Title:Molecular Complex of HSIM-loaded Polymeric Nanoparticles: Potential
Carriers in Osteoporosis
Volume: 24
Issue: 13
关键词:
羟基磷灰石,辛伐他汀,靶向,纳米颗粒,聚乳酸-羟基乙酸,缓释。
摘要:
Background: Statins, especially simvastatin promote bone formation by stimulating the
activity of osteoblasts and suppressing osteoclast activity via the BMP-Smad signaling pathway.

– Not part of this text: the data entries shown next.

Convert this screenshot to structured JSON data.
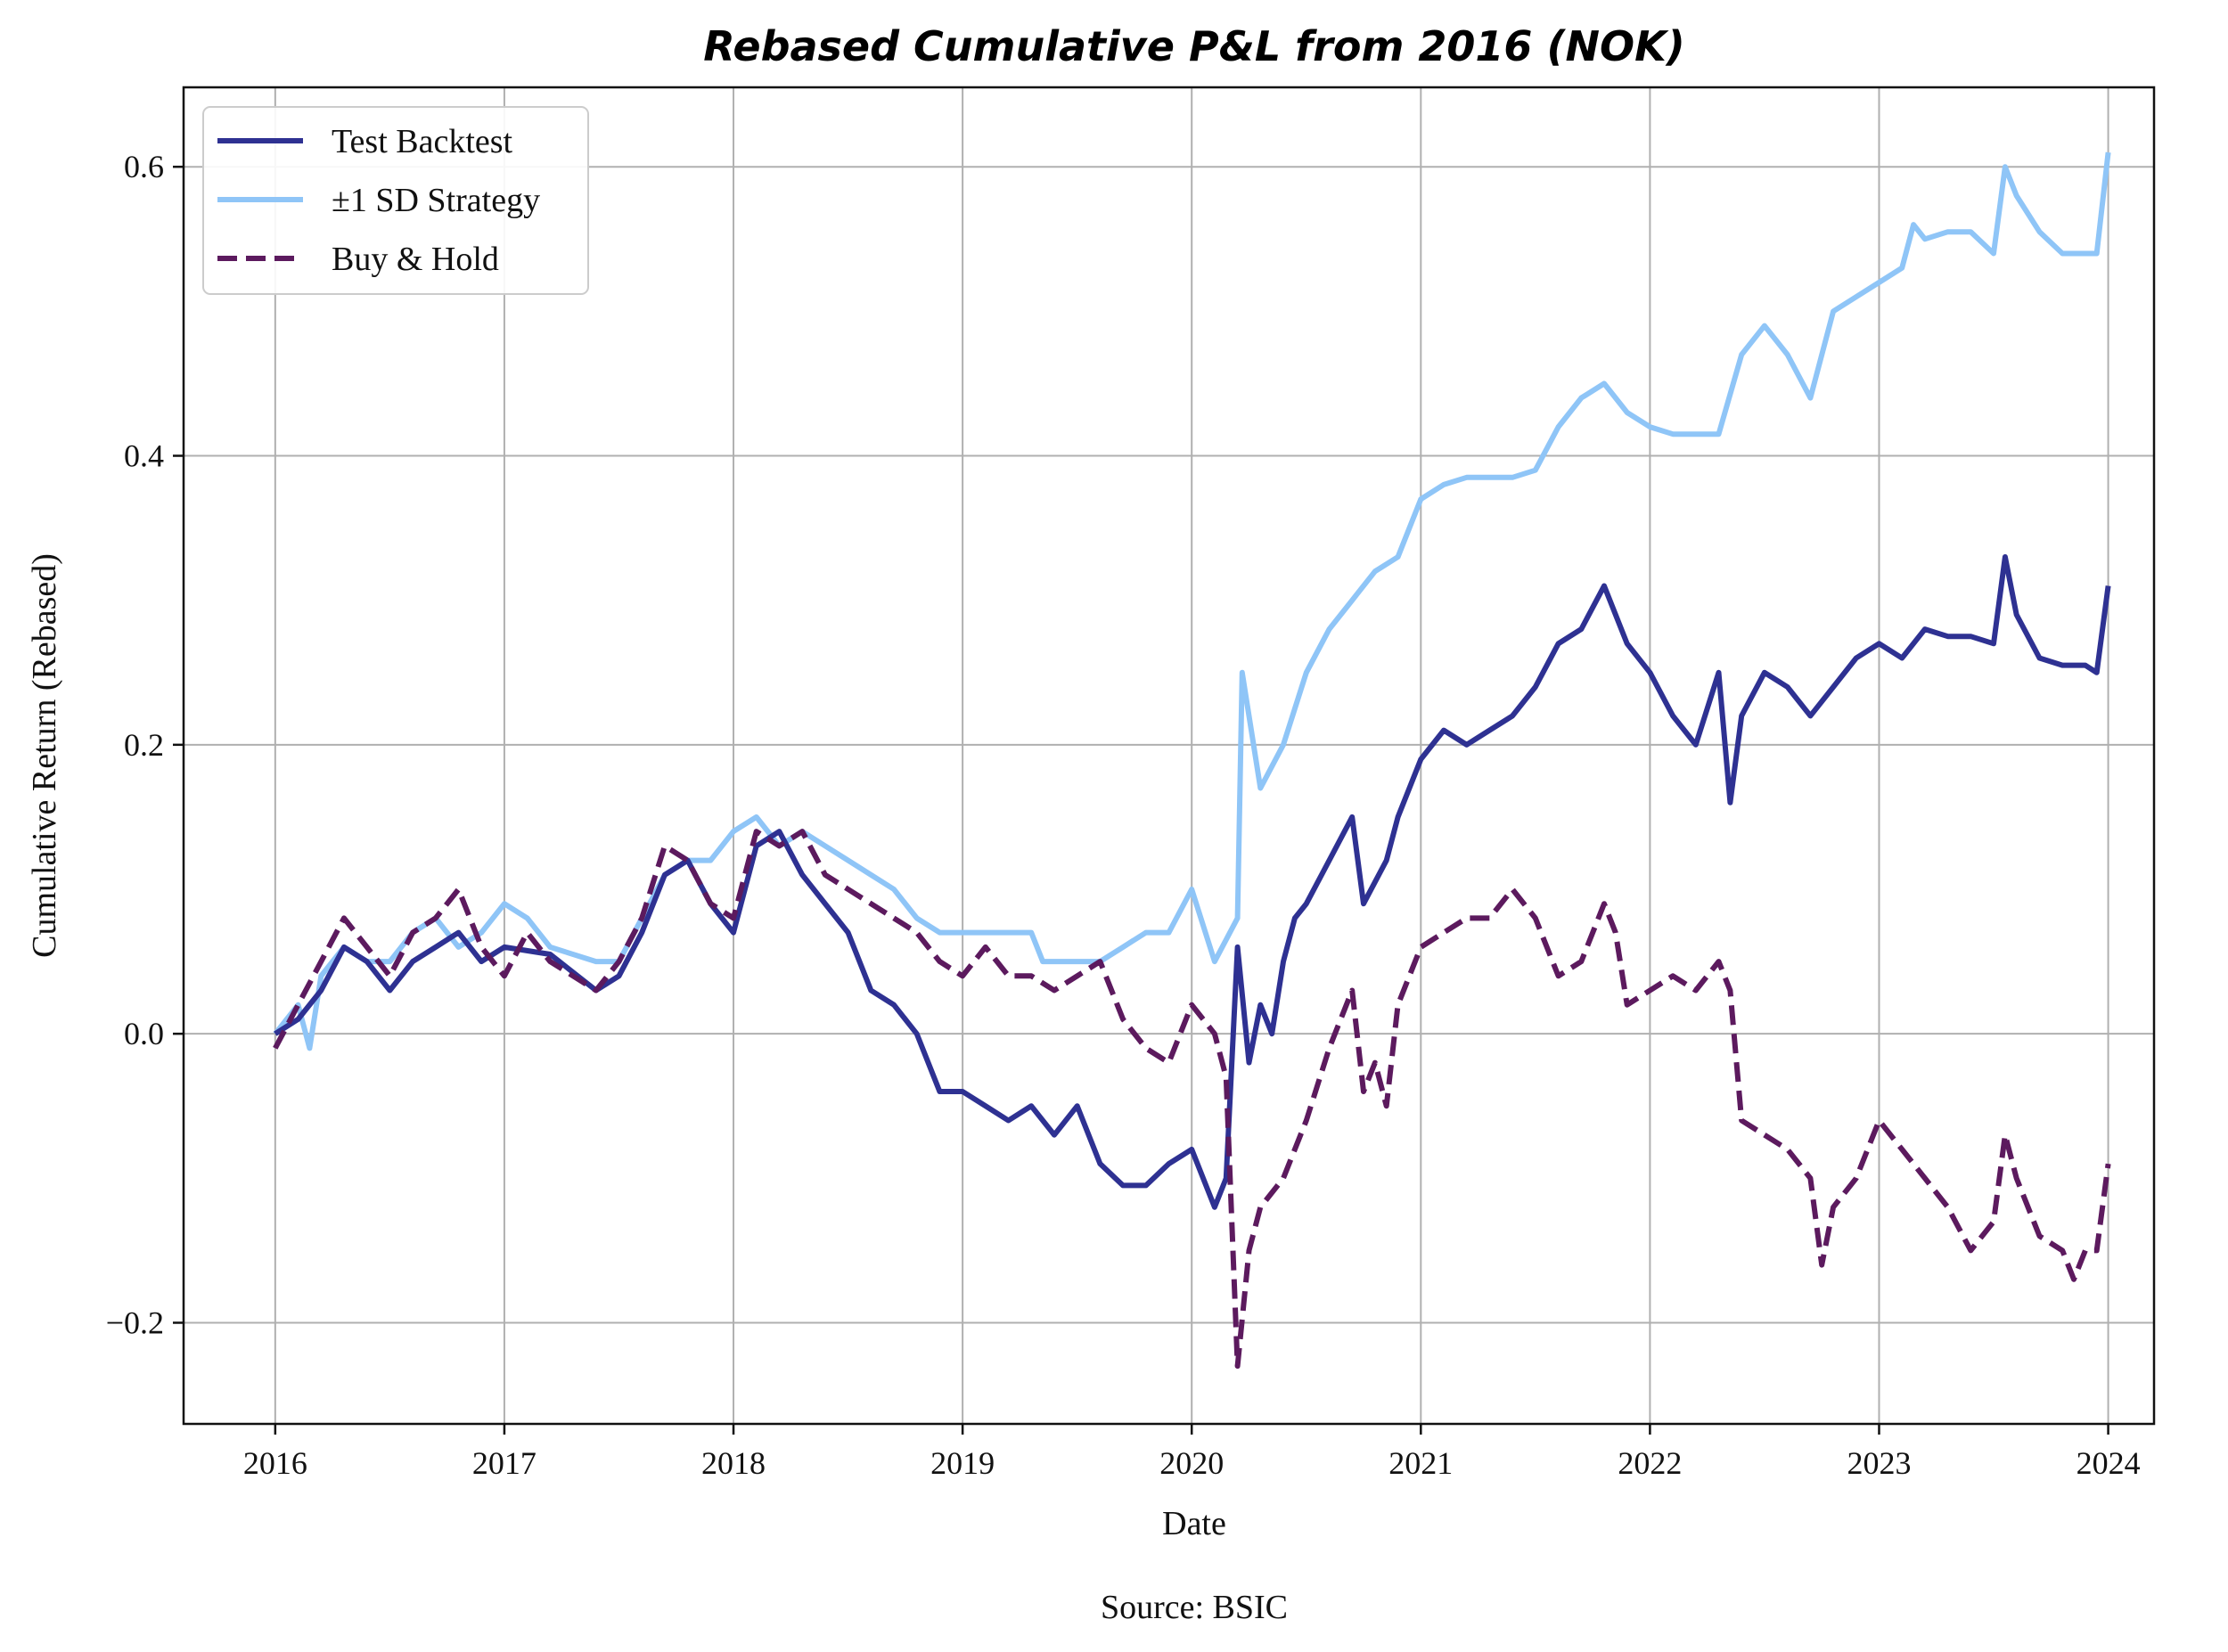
{
  "chart_data": {
    "type": "line",
    "title": "Rebased Cumulative P&L from 2016 (NOK)",
    "xlabel": "Date",
    "ylabel": "Cumulative Return (Rebased)",
    "source": "Source: BSIC",
    "xlim": [
      2015.6,
      2024.2
    ],
    "ylim": [
      -0.27,
      0.655
    ],
    "x_ticks": [
      2016,
      2017,
      2018,
      2019,
      2020,
      2021,
      2022,
      2023,
      2024
    ],
    "x_tick_labels": [
      "2016",
      "2017",
      "2018",
      "2019",
      "2020",
      "2021",
      "2022",
      "2023",
      "2024"
    ],
    "y_ticks": [
      -0.2,
      0.0,
      0.2,
      0.4,
      0.6
    ],
    "y_tick_labels": [
      "−0.2",
      "0.0",
      "0.2",
      "0.4",
      "0.6"
    ],
    "grid": true,
    "legend_position": "top-left",
    "series": [
      {
        "name": "Test Backtest",
        "color": "#2e3192",
        "dash": "solid",
        "points": [
          [
            2016.0,
            0.0
          ],
          [
            2016.1,
            0.01
          ],
          [
            2016.2,
            0.03
          ],
          [
            2016.3,
            0.06
          ],
          [
            2016.4,
            0.05
          ],
          [
            2016.5,
            0.03
          ],
          [
            2016.6,
            0.05
          ],
          [
            2016.7,
            0.06
          ],
          [
            2016.8,
            0.07
          ],
          [
            2016.9,
            0.05
          ],
          [
            2017.0,
            0.06
          ],
          [
            2017.2,
            0.055
          ],
          [
            2017.4,
            0.03
          ],
          [
            2017.5,
            0.04
          ],
          [
            2017.6,
            0.07
          ],
          [
            2017.7,
            0.11
          ],
          [
            2017.8,
            0.12
          ],
          [
            2017.9,
            0.09
          ],
          [
            2018.0,
            0.07
          ],
          [
            2018.1,
            0.13
          ],
          [
            2018.2,
            0.14
          ],
          [
            2018.3,
            0.11
          ],
          [
            2018.4,
            0.09
          ],
          [
            2018.5,
            0.07
          ],
          [
            2018.6,
            0.03
          ],
          [
            2018.7,
            0.02
          ],
          [
            2018.8,
            0.0
          ],
          [
            2018.9,
            -0.04
          ],
          [
            2019.0,
            -0.04
          ],
          [
            2019.1,
            -0.05
          ],
          [
            2019.2,
            -0.06
          ],
          [
            2019.3,
            -0.05
          ],
          [
            2019.4,
            -0.07
          ],
          [
            2019.5,
            -0.05
          ],
          [
            2019.6,
            -0.09
          ],
          [
            2019.7,
            -0.105
          ],
          [
            2019.8,
            -0.105
          ],
          [
            2019.9,
            -0.09
          ],
          [
            2020.0,
            -0.08
          ],
          [
            2020.1,
            -0.12
          ],
          [
            2020.15,
            -0.1
          ],
          [
            2020.2,
            0.06
          ],
          [
            2020.25,
            -0.02
          ],
          [
            2020.3,
            0.02
          ],
          [
            2020.35,
            0.0
          ],
          [
            2020.4,
            0.05
          ],
          [
            2020.45,
            0.08
          ],
          [
            2020.5,
            0.09
          ],
          [
            2020.6,
            0.12
          ],
          [
            2020.7,
            0.15
          ],
          [
            2020.75,
            0.09
          ],
          [
            2020.85,
            0.12
          ],
          [
            2020.9,
            0.15
          ],
          [
            2021.0,
            0.19
          ],
          [
            2021.1,
            0.21
          ],
          [
            2021.2,
            0.2
          ],
          [
            2021.3,
            0.21
          ],
          [
            2021.4,
            0.22
          ],
          [
            2021.5,
            0.24
          ],
          [
            2021.6,
            0.27
          ],
          [
            2021.7,
            0.28
          ],
          [
            2021.8,
            0.31
          ],
          [
            2021.9,
            0.27
          ],
          [
            2022.0,
            0.25
          ],
          [
            2022.1,
            0.22
          ],
          [
            2022.2,
            0.2
          ],
          [
            2022.3,
            0.25
          ],
          [
            2022.35,
            0.16
          ],
          [
            2022.4,
            0.22
          ],
          [
            2022.5,
            0.25
          ],
          [
            2022.6,
            0.24
          ],
          [
            2022.7,
            0.22
          ],
          [
            2022.8,
            0.24
          ],
          [
            2022.9,
            0.26
          ],
          [
            2023.0,
            0.27
          ],
          [
            2023.1,
            0.26
          ],
          [
            2023.2,
            0.28
          ],
          [
            2023.3,
            0.275
          ],
          [
            2023.4,
            0.275
          ],
          [
            2023.5,
            0.27
          ],
          [
            2023.55,
            0.33
          ],
          [
            2023.6,
            0.29
          ],
          [
            2023.7,
            0.26
          ],
          [
            2023.8,
            0.255
          ],
          [
            2023.9,
            0.255
          ],
          [
            2023.95,
            0.25
          ],
          [
            2024.0,
            0.31
          ]
        ]
      },
      {
        "name": "±1 SD Strategy",
        "color": "#8fc5f7",
        "dash": "solid",
        "points": [
          [
            2016.0,
            0.0
          ],
          [
            2016.1,
            0.02
          ],
          [
            2016.15,
            -0.01
          ],
          [
            2016.2,
            0.04
          ],
          [
            2016.3,
            0.06
          ],
          [
            2016.4,
            0.05
          ],
          [
            2016.5,
            0.05
          ],
          [
            2016.6,
            0.07
          ],
          [
            2016.7,
            0.08
          ],
          [
            2016.8,
            0.06
          ],
          [
            2016.9,
            0.07
          ],
          [
            2017.0,
            0.09
          ],
          [
            2017.1,
            0.08
          ],
          [
            2017.2,
            0.06
          ],
          [
            2017.4,
            0.05
          ],
          [
            2017.5,
            0.05
          ],
          [
            2017.6,
            0.08
          ],
          [
            2017.7,
            0.11
          ],
          [
            2017.8,
            0.12
          ],
          [
            2017.9,
            0.12
          ],
          [
            2018.0,
            0.14
          ],
          [
            2018.1,
            0.15
          ],
          [
            2018.2,
            0.13
          ],
          [
            2018.3,
            0.14
          ],
          [
            2018.4,
            0.13
          ],
          [
            2018.5,
            0.12
          ],
          [
            2018.6,
            0.11
          ],
          [
            2018.7,
            0.1
          ],
          [
            2018.8,
            0.08
          ],
          [
            2018.9,
            0.07
          ],
          [
            2019.0,
            0.07
          ],
          [
            2019.1,
            0.07
          ],
          [
            2019.3,
            0.07
          ],
          [
            2019.35,
            0.05
          ],
          [
            2019.5,
            0.05
          ],
          [
            2019.6,
            0.05
          ],
          [
            2019.7,
            0.06
          ],
          [
            2019.8,
            0.07
          ],
          [
            2019.9,
            0.07
          ],
          [
            2020.0,
            0.1
          ],
          [
            2020.1,
            0.05
          ],
          [
            2020.2,
            0.08
          ],
          [
            2020.22,
            0.25
          ],
          [
            2020.3,
            0.17
          ],
          [
            2020.4,
            0.2
          ],
          [
            2020.5,
            0.25
          ],
          [
            2020.6,
            0.28
          ],
          [
            2020.7,
            0.3
          ],
          [
            2020.8,
            0.32
          ],
          [
            2020.9,
            0.33
          ],
          [
            2021.0,
            0.37
          ],
          [
            2021.1,
            0.38
          ],
          [
            2021.2,
            0.385
          ],
          [
            2021.3,
            0.385
          ],
          [
            2021.4,
            0.385
          ],
          [
            2021.5,
            0.39
          ],
          [
            2021.6,
            0.42
          ],
          [
            2021.7,
            0.44
          ],
          [
            2021.8,
            0.45
          ],
          [
            2021.9,
            0.43
          ],
          [
            2022.0,
            0.42
          ],
          [
            2022.1,
            0.415
          ],
          [
            2022.3,
            0.415
          ],
          [
            2022.4,
            0.47
          ],
          [
            2022.5,
            0.49
          ],
          [
            2022.6,
            0.47
          ],
          [
            2022.7,
            0.44
          ],
          [
            2022.8,
            0.5
          ],
          [
            2022.9,
            0.51
          ],
          [
            2023.0,
            0.52
          ],
          [
            2023.1,
            0.53
          ],
          [
            2023.15,
            0.56
          ],
          [
            2023.2,
            0.55
          ],
          [
            2023.3,
            0.555
          ],
          [
            2023.4,
            0.555
          ],
          [
            2023.5,
            0.54
          ],
          [
            2023.55,
            0.6
          ],
          [
            2023.6,
            0.58
          ],
          [
            2023.7,
            0.555
          ],
          [
            2023.8,
            0.54
          ],
          [
            2023.9,
            0.54
          ],
          [
            2023.95,
            0.54
          ],
          [
            2024.0,
            0.61
          ]
        ]
      },
      {
        "name": "Buy & Hold",
        "color": "#5c1a5e",
        "dash": "dashed",
        "points": [
          [
            2016.0,
            -0.01
          ],
          [
            2016.1,
            0.02
          ],
          [
            2016.2,
            0.05
          ],
          [
            2016.3,
            0.08
          ],
          [
            2016.4,
            0.06
          ],
          [
            2016.5,
            0.04
          ],
          [
            2016.6,
            0.07
          ],
          [
            2016.7,
            0.08
          ],
          [
            2016.8,
            0.1
          ],
          [
            2016.9,
            0.06
          ],
          [
            2017.0,
            0.04
          ],
          [
            2017.1,
            0.07
          ],
          [
            2017.2,
            0.05
          ],
          [
            2017.3,
            0.04
          ],
          [
            2017.4,
            0.03
          ],
          [
            2017.5,
            0.05
          ],
          [
            2017.6,
            0.08
          ],
          [
            2017.7,
            0.13
          ],
          [
            2017.8,
            0.12
          ],
          [
            2017.9,
            0.09
          ],
          [
            2018.0,
            0.08
          ],
          [
            2018.1,
            0.14
          ],
          [
            2018.2,
            0.13
          ],
          [
            2018.3,
            0.14
          ],
          [
            2018.4,
            0.11
          ],
          [
            2018.5,
            0.1
          ],
          [
            2018.6,
            0.09
          ],
          [
            2018.7,
            0.08
          ],
          [
            2018.8,
            0.07
          ],
          [
            2018.9,
            0.05
          ],
          [
            2019.0,
            0.04
          ],
          [
            2019.1,
            0.06
          ],
          [
            2019.2,
            0.04
          ],
          [
            2019.3,
            0.04
          ],
          [
            2019.4,
            0.03
          ],
          [
            2019.5,
            0.04
          ],
          [
            2019.6,
            0.05
          ],
          [
            2019.7,
            0.01
          ],
          [
            2019.8,
            -0.01
          ],
          [
            2019.9,
            -0.02
          ],
          [
            2020.0,
            0.02
          ],
          [
            2020.1,
            0.0
          ],
          [
            2020.15,
            -0.03
          ],
          [
            2020.2,
            -0.23
          ],
          [
            2020.25,
            -0.15
          ],
          [
            2020.3,
            -0.12
          ],
          [
            2020.4,
            -0.1
          ],
          [
            2020.5,
            -0.06
          ],
          [
            2020.6,
            -0.01
          ],
          [
            2020.7,
            0.03
          ],
          [
            2020.75,
            -0.04
          ],
          [
            2020.8,
            -0.02
          ],
          [
            2020.85,
            -0.05
          ],
          [
            2020.9,
            0.02
          ],
          [
            2021.0,
            0.06
          ],
          [
            2021.1,
            0.07
          ],
          [
            2021.2,
            0.08
          ],
          [
            2021.3,
            0.08
          ],
          [
            2021.4,
            0.1
          ],
          [
            2021.5,
            0.08
          ],
          [
            2021.6,
            0.04
          ],
          [
            2021.7,
            0.05
          ],
          [
            2021.8,
            0.09
          ],
          [
            2021.85,
            0.07
          ],
          [
            2021.9,
            0.02
          ],
          [
            2022.0,
            0.03
          ],
          [
            2022.1,
            0.04
          ],
          [
            2022.2,
            0.03
          ],
          [
            2022.3,
            0.05
          ],
          [
            2022.35,
            0.03
          ],
          [
            2022.4,
            -0.06
          ],
          [
            2022.5,
            -0.07
          ],
          [
            2022.6,
            -0.08
          ],
          [
            2022.7,
            -0.1
          ],
          [
            2022.75,
            -0.16
          ],
          [
            2022.8,
            -0.12
          ],
          [
            2022.9,
            -0.1
          ],
          [
            2023.0,
            -0.06
          ],
          [
            2023.1,
            -0.08
          ],
          [
            2023.2,
            -0.1
          ],
          [
            2023.3,
            -0.12
          ],
          [
            2023.4,
            -0.15
          ],
          [
            2023.5,
            -0.13
          ],
          [
            2023.55,
            -0.07
          ],
          [
            2023.6,
            -0.1
          ],
          [
            2023.7,
            -0.14
          ],
          [
            2023.8,
            -0.15
          ],
          [
            2023.85,
            -0.17
          ],
          [
            2023.9,
            -0.15
          ],
          [
            2023.95,
            -0.15
          ],
          [
            2024.0,
            -0.09
          ]
        ]
      }
    ]
  }
}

Statins present the liver first-pass metabolism. This study attempts to fabricate and evaluate simvastatin
functionalized hydroxyapatite encapsulated in poly(lactic-co-glycolic) acid (PLGA) nanoparticles
(HSIM-PLGA NPs) administered subcutaneously with sustained release properties for effective
management of osteoporosis.
Methods: Simvastatin functionalized hydroxyapatite (HSIM) was prepared by stirring and validated
by docking studies, Fourier transform infrared spectroscopy (FTIR), scanning electron microscopy
(SEM), and X-ray diffraction (XRD). Further, HSIM-loaded PLGA nanoparticles (HSIM-PLGA
NPs) were developed via the solvent emulsification method. The nanoparticles were evaluated
for zeta potential, particle size, entrapment efficiency, stability studies, and in vitro drug release
studies. in vitro binding affinity of nanoparticles for hydroxyapatite was also measured. Bone morphology
and its effect on bone mineral density were examined by using a glucocorticoid-induced
osteoporosis rat model.
Results: The optimized nanoparticles were found to be amorphous and showed no drug-polymer interaction.
The particle size of formulated nanoparticles varied from 196.8 ± 2.27nm to 524.8 ± 5.49
nm and the entrapment efficiency of nanoparticles varied from 41.9 ± 3.44% to 70.8 ± 4.46%, respectively.
The nanoparticles showed sustained release behaviour (75% in 24 hr) of the drug followed
by non-fickian drug release. The nanoparticles exhibited high binding affinity to bone cell receptors,
increasing bone mineral density. A significant difference in calcium and phosphorous levels
was observed in disease and treatment rats. Porous bone and significant improvement in porosity
were observed in osteoporotic rats and treated rats, respectively (P < 0.05).
Conclusion: Bone-targeting nanoparticles incorporating functionalized simvastatin can target
bone. Thus, in order to distribute simvastatin subcutaneously for the treatment of osteoporosis, the
developed nanoparticles may act as a promising approach.